On Wed May 15 23:08:18 2024 +0000, Jinoh Kang wrote:
While unlikely, I think this is a race. After checking id validity,
the object may be invalidated and replaced with something else with matching seq. If an object is invalidated and/or replaced with something else, the seq never matches because neither action resets the seq in the first place. This is the definition of a shared object:
typedef volatile struct { LONG64 seq; /* sequence number - server updating if (seq & 1) != 0 */ object_id_t id; /* object unique id, object data is valid if != 0 */ object_shm_t shm; /* object shared data */ } shared_object_t;Here, the `id` and `seq` are reset by `alloc_shared_object` and `free_shared_object`, but `seq` is left alone. For example, here is `free_shared_object`'s body:
SHARED_WRITE_BEGIN( &object->obj.shm, object_shm_t ) { mark_block_noaccess( (void *)shared, sizeof(*shared) ); CONTAINING_RECORD( shared, shared_object_t, shm )->id = 0; } SHARED_WRITE_END;The `seq` is incremented by `SHARED_WRITE_*` macros so the client would notice that something changed and re-tries reading.

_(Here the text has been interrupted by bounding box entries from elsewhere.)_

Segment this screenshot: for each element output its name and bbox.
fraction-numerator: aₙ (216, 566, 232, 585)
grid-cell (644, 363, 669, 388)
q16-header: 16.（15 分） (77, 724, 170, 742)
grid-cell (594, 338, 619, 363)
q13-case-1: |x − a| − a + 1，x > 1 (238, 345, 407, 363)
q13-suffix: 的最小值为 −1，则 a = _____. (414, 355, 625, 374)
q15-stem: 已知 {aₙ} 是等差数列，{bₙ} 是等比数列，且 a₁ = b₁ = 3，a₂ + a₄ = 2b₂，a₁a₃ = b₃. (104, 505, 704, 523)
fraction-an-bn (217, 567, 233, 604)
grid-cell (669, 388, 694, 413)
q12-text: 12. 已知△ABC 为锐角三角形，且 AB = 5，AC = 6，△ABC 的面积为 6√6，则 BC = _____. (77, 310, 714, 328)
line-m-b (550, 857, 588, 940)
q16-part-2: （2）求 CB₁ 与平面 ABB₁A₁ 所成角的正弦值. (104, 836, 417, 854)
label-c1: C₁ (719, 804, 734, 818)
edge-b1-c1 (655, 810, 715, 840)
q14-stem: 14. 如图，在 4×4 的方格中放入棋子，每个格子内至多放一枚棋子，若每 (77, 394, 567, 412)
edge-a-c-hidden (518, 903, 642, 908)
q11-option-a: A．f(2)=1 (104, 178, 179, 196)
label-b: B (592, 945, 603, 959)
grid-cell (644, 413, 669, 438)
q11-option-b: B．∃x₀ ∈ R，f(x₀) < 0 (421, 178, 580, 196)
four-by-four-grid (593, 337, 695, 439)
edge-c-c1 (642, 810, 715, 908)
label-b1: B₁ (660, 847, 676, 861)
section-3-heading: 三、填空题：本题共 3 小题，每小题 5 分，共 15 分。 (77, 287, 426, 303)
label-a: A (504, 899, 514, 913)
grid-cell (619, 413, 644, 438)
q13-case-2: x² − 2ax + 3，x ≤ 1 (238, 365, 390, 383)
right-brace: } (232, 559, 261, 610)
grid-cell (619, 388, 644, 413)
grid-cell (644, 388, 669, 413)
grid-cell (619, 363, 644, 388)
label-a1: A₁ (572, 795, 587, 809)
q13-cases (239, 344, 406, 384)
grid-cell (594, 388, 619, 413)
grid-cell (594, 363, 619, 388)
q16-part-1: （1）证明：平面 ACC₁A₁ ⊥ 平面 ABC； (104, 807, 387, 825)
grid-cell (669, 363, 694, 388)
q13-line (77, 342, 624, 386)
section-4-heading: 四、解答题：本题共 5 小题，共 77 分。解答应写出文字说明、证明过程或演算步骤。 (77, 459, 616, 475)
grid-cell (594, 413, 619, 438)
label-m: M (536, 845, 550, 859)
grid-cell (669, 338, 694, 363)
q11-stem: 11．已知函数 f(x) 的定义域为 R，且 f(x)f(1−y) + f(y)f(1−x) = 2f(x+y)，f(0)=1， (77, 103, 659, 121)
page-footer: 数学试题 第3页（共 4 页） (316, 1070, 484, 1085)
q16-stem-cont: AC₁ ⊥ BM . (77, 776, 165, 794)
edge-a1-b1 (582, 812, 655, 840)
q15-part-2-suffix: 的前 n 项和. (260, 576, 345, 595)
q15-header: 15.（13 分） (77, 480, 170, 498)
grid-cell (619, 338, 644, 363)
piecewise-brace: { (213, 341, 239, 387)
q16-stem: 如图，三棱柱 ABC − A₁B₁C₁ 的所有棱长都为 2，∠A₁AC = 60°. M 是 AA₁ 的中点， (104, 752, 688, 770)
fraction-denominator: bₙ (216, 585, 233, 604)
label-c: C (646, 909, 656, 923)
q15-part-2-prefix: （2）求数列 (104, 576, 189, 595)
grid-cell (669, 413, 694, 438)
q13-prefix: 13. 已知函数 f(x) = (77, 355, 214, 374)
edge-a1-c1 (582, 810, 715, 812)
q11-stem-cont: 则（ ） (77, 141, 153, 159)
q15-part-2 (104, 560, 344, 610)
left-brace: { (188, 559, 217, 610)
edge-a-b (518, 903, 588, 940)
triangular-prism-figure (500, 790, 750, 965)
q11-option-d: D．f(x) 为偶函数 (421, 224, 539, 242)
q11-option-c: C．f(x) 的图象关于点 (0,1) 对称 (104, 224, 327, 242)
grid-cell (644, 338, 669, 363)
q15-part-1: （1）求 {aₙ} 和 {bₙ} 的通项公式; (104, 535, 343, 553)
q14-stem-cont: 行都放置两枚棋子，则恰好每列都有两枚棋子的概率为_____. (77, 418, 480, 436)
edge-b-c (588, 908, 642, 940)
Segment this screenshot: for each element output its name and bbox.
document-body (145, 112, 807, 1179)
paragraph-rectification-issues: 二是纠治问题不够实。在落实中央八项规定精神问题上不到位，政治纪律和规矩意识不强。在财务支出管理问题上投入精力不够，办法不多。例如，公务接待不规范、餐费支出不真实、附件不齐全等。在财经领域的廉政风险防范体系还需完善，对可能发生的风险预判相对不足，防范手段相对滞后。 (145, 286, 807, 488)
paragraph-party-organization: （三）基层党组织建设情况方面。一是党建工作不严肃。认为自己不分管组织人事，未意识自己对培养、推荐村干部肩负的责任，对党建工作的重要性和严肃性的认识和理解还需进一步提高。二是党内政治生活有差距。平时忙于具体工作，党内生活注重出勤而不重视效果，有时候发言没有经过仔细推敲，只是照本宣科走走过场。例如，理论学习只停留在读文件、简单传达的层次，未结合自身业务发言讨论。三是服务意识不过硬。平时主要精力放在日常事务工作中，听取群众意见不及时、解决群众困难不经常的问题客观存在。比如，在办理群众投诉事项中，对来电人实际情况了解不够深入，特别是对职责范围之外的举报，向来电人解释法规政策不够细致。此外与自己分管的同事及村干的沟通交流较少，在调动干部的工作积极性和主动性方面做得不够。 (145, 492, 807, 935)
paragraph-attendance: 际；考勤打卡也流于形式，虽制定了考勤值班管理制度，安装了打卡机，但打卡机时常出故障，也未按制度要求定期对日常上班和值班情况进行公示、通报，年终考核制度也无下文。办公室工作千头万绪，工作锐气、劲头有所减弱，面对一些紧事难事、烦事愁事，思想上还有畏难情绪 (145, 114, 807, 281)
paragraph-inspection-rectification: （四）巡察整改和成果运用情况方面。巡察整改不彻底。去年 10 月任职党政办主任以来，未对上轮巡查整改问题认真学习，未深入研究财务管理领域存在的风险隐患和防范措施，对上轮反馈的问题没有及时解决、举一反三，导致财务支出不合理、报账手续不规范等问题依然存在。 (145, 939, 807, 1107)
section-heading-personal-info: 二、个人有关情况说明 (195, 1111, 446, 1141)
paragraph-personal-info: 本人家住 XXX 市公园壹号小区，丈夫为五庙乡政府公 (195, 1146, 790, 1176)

Checking id after seq would not have that problem.
The object may have been invalidated between the unlock (checking last seq) and checking id. While this doesn't cause an issue in practice if every ID is assigned to an object once and only once, this is something to be explicitly aware about. Also, we'd need atomic access for id itself. Putting the id access in the seqlock (which is preserved across free/alloc of object) avoids this problem.
I see, if seq outlives id validity then that's indeed fine, thanks.